Synergy of therapeutic heterologous prime-boost hepatitis B vaccination with CpG-application to improve immune control of persistent HBV infection.

Research paper by Anna D AD Kosinska, Abdul A Moeed, Nina N Kallin, Julia J Festag, Jinpeng J Su, Katja K Steiger, Marie-Louise ML Michel, Ulrike U Protzer, Percy A PA Knolle

Indexed on: 25 Jun '20Published on: 28 Jul '19Published in: Scientific Reports


Therapeutic vaccination against chronic hepatitis B must overcome high viral antigen load and local regulatory mechanisms that promote immune-tolerance in the liver and curtail hepatitis B virus (HBV)-specific CD8 T cell immunity.

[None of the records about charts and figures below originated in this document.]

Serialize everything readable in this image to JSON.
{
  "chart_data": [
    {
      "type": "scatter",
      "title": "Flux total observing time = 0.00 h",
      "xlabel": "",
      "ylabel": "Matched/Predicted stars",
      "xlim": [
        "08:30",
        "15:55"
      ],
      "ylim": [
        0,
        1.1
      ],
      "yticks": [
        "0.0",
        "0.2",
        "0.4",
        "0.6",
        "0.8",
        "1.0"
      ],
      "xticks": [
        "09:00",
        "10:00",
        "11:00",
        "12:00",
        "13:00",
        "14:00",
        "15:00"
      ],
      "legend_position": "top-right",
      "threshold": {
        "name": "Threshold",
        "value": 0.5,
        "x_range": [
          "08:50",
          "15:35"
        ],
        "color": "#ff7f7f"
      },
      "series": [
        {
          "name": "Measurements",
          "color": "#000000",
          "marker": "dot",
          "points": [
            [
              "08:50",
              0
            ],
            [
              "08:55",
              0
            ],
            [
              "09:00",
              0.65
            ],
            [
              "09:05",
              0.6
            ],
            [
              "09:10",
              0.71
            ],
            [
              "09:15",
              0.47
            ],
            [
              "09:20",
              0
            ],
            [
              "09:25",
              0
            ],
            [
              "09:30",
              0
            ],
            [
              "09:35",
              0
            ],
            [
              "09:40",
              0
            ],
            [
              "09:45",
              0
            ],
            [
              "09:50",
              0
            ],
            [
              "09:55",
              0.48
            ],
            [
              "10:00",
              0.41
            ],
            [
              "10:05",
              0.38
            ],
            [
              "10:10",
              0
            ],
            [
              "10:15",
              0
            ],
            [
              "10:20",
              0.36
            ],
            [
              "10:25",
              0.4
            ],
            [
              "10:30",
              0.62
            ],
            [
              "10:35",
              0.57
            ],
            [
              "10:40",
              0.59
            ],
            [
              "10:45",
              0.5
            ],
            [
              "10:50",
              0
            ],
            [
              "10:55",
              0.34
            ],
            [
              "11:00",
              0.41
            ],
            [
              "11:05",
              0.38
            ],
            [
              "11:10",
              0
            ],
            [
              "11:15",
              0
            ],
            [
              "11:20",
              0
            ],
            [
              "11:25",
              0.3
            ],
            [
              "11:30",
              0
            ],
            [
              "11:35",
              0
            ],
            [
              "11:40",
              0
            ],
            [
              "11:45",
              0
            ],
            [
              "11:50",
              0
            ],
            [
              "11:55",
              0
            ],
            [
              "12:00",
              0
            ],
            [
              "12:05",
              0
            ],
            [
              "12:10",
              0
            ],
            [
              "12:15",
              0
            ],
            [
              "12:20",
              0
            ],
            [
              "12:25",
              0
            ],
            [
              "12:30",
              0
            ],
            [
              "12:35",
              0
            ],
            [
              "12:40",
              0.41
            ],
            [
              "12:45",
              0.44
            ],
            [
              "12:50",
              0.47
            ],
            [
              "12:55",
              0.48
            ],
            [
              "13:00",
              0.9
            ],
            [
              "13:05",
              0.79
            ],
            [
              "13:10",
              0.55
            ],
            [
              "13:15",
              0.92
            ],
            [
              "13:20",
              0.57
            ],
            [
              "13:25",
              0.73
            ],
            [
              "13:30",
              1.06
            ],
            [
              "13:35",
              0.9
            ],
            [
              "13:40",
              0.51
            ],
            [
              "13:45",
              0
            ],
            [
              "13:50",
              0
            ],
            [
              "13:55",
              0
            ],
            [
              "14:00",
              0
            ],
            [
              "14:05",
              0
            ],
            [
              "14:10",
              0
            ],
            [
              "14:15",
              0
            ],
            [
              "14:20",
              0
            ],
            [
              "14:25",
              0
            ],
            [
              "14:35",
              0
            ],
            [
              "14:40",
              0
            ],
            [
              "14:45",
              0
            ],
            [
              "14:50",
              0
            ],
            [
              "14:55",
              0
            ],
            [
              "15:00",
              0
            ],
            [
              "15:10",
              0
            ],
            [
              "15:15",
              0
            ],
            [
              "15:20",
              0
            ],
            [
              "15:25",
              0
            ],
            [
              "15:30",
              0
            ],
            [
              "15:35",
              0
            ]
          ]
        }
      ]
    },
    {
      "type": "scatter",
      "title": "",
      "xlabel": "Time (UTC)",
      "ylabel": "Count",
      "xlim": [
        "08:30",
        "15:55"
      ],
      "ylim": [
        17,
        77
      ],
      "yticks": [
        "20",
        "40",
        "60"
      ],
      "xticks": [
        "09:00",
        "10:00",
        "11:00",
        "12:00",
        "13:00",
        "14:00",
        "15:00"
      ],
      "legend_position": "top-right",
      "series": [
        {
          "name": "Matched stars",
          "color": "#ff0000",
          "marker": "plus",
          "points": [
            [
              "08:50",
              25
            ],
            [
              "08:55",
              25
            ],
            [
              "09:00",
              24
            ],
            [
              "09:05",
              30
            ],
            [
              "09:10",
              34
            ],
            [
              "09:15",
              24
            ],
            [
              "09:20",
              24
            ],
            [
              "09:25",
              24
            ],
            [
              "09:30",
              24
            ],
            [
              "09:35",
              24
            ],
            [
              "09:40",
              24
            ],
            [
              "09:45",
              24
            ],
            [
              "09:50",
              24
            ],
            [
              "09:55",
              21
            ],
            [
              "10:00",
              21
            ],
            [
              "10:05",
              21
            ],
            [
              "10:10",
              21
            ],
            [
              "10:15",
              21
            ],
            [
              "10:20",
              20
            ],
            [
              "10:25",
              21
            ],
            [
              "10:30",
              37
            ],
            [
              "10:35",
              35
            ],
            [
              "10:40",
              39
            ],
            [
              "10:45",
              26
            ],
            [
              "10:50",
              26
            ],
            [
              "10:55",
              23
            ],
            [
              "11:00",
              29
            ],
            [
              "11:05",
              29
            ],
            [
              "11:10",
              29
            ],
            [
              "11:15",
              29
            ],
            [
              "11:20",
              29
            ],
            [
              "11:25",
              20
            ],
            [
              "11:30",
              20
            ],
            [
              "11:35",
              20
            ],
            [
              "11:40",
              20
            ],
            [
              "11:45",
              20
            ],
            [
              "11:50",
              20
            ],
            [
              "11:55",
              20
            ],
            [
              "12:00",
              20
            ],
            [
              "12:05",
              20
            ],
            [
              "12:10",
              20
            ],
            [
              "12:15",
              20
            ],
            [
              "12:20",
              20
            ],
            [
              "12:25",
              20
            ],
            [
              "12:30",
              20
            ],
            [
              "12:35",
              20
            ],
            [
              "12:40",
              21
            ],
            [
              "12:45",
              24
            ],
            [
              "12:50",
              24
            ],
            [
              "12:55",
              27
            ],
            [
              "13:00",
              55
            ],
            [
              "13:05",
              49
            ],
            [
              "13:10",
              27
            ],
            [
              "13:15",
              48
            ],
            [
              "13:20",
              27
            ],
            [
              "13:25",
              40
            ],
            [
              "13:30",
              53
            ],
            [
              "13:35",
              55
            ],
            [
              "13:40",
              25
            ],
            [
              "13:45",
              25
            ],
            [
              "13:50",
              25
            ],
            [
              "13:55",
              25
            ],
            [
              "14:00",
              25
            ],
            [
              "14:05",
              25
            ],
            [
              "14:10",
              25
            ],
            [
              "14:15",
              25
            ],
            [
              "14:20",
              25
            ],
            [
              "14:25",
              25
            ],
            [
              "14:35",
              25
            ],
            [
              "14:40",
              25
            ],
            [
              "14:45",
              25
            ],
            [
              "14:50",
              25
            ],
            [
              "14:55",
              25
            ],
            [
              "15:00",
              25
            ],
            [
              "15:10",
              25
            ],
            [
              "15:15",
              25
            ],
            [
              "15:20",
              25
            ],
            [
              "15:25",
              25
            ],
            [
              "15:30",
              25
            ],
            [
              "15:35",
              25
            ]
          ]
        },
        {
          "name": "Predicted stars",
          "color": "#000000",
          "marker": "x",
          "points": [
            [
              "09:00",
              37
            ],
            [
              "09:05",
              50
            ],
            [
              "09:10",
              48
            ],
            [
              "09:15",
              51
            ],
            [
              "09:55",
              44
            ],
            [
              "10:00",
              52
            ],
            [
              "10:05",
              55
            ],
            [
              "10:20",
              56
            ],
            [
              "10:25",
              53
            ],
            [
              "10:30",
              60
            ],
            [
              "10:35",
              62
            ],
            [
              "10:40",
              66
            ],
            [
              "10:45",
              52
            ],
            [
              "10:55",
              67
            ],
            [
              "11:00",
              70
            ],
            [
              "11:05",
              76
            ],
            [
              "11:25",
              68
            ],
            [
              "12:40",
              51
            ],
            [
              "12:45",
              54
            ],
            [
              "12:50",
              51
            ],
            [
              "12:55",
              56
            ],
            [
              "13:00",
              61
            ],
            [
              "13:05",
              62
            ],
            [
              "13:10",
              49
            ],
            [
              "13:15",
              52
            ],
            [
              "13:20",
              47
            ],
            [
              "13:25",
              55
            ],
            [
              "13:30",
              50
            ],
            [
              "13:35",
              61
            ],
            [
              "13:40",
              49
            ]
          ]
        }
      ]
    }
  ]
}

Here, we report that therapeutic heterologous HBcore-protein-prime/Modified-Vaccinia-Virus-Ankara (MVA-HBcore) boost vaccination followed by CpG-application augmented vaccine-induced HBcAg-specific CD8 T cell-function in the liver. In HBV-transgenic as well as AAV-HBV-transduced mice with persistent high-level HBV-replication, the combination of therapeutic vaccination with subsequent CpG-application was synergistic to generate more potent HBV-specific CD8 T cell immunity that improved control of hepatocytes replicating HBV.